What this entails is that a coherent testing regime can only be considered when there is enough of an artifact to test. Test suites that exclusively grow organically, especially when combined with test-first policy stipulations, tend to incentivize the creation of tests that are either redundant—as in the conditions are already part of the test suite of a given third-party dependency—or they are tautological and do not give you any new information. As such, a testing regime should be explicitly designed.
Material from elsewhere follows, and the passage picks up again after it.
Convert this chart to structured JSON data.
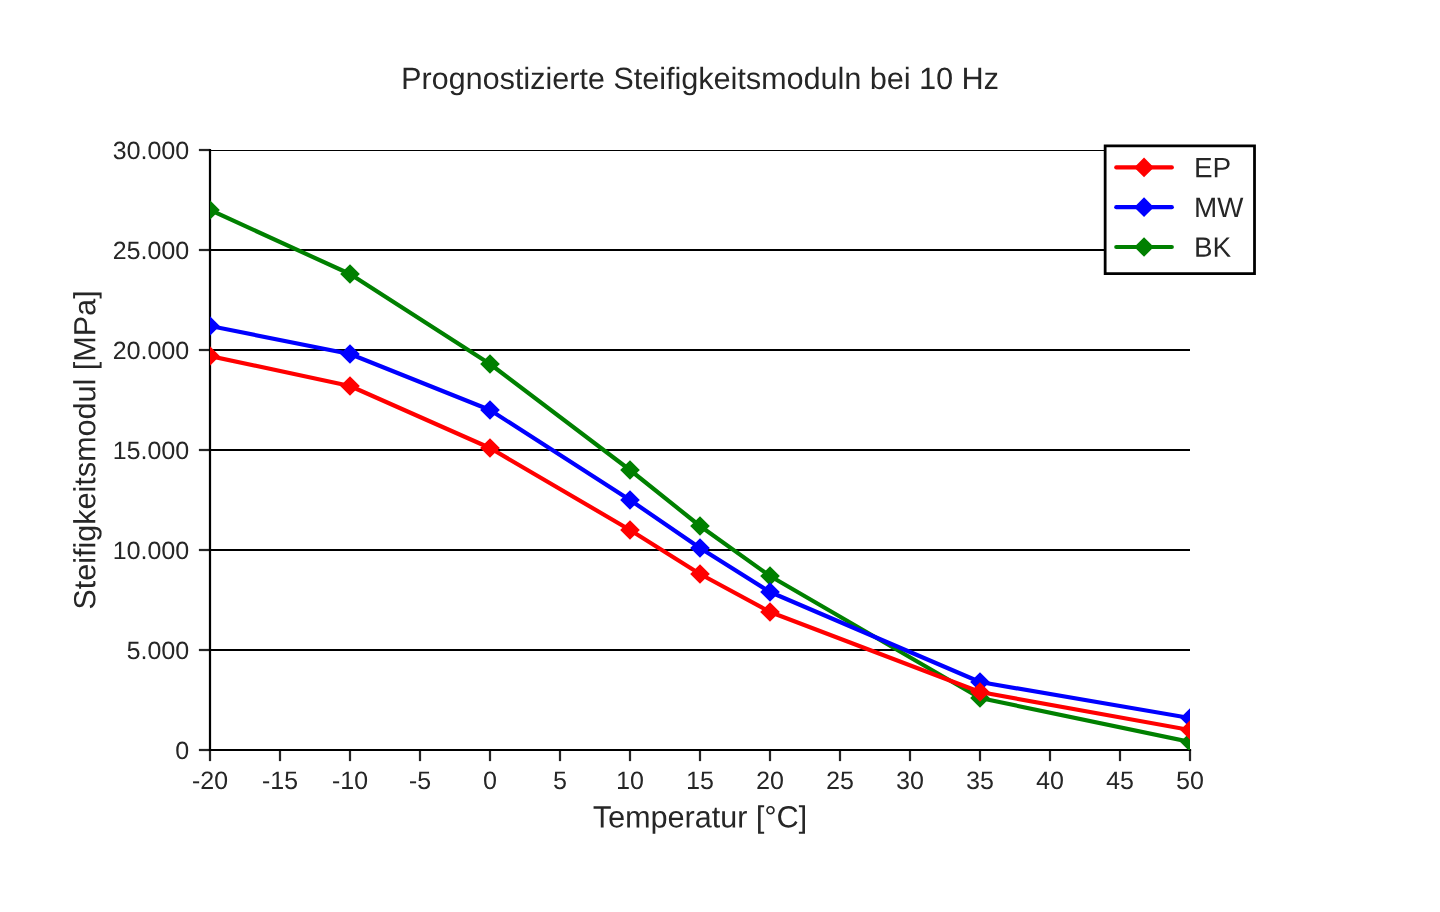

The converse of testing zeal is not testing enough. Writing tests diverts effort that could have been put toward expanding and refining the behaviour to the product itself, and does not always net positive. We should be honest about that.

There is a natural inflection point for diverting resources to testing, that happens around the time you can no longer just eyeball your results in a REPL. This eyeballing situation may not be uniform across the entire artifact, but you can get quite far that way.

There is a tendency for us to write tests as if we sometimes do not trust the computer itself to behave consistently; if this were actually the case, we have bigger problems than the integrity of our own software. This is often a symptom of composing test suites upward from the inside out rather than sculpting them from the outside in.

Therefore: Concentrate your initial testing efforts on the behaviour you want the artifact to exhibit before testing the behaviour you need for it to exhibit in order to exhibit the behaviour that you want. Backfill when you get unexpected inputs to those ultimate tests. Aim for sparse coverage, that is, a public interface that does what you expected it to. If there is something wrong somewhere in the plumbing then those tests are likely to fail too.

Regarding methodology: Once you have accumulated enough of an artifact that it does something coherent, and that eyeballs in a REPL are delivering sufficiently diminishing returns, set aside some time to sketch out the entire testing regime in one go. Begin with a single file; write out declarative prescriptions and proscriptions (i.e., artifact should [not] do…) as a flat list of bullet points in prose commentary. Formal language is too restrictive at this stage. It will very quickly become apparent how these expectations ought to be grouped, which expectations are redundant (i.e., they are implied by more salient assertions), and what shared resources and fixtures are required among the tests. Once you have arranged these intermediate results in a sensible manner, you can stub them in as code in a second pass, and fill in the contents as you progress.